Maria Rosa Oldsmith had arrived without fuss and with the minimum of inconvenience to her mother, so that Rosa was on her feet again within twenty-four hours. All her other activities were conducted with the same consideration and dispatch. She cried once every four hours; a single angry howl which was cut off the instant the breast was thrust into her mouth. Her bowel movements were equally regular and of the correct volume and consistency, and the rest of her days and nights were devoted almost entirely to sleeping.
She was beautiful; without the parboiled, purple look of most new-borns; without the squashed-in pug features or the vague, squinty eyes.
From the curly cap of silk hair to the tips of her pink toes, she was perfection.
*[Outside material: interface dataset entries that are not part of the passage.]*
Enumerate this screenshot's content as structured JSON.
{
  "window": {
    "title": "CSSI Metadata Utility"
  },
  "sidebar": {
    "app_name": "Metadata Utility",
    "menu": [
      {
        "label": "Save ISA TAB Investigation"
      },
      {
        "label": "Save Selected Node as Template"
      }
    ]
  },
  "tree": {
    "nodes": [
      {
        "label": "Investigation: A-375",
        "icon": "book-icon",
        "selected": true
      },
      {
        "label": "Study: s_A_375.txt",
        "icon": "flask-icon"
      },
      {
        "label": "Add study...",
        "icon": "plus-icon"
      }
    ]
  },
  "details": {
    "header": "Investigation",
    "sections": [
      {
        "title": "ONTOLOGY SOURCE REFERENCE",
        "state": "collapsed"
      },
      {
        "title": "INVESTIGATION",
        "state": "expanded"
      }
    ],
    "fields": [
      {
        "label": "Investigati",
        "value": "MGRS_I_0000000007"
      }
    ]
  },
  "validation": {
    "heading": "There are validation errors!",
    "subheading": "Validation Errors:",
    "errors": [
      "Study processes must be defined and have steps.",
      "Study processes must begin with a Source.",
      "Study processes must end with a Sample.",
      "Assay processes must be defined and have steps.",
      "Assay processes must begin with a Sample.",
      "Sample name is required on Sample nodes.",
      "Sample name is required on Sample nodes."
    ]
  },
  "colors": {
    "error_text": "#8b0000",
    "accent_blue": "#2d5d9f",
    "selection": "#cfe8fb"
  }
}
It took Flynn two days to recover from the disappointment of having been cheated out of a grandson. He sulked in the arsenal or sat solitary at the end of the veranda. On the second evening Rosa pitched her voice just high enough to carry the length of the veranda.
‘Don't you think Maria looks just like Daddy – the same mouth and nose? Look at her eyes.'
Sebastian opened his mouth to deny the resemblance
emphatically but closed it again, as Rosa kicked him painfully on the ankle.
‘She is the image of him. There's no doubting who her grandfather is.'
‘Well, I suppose … If you look closely,' Sebastian agreed unhappily.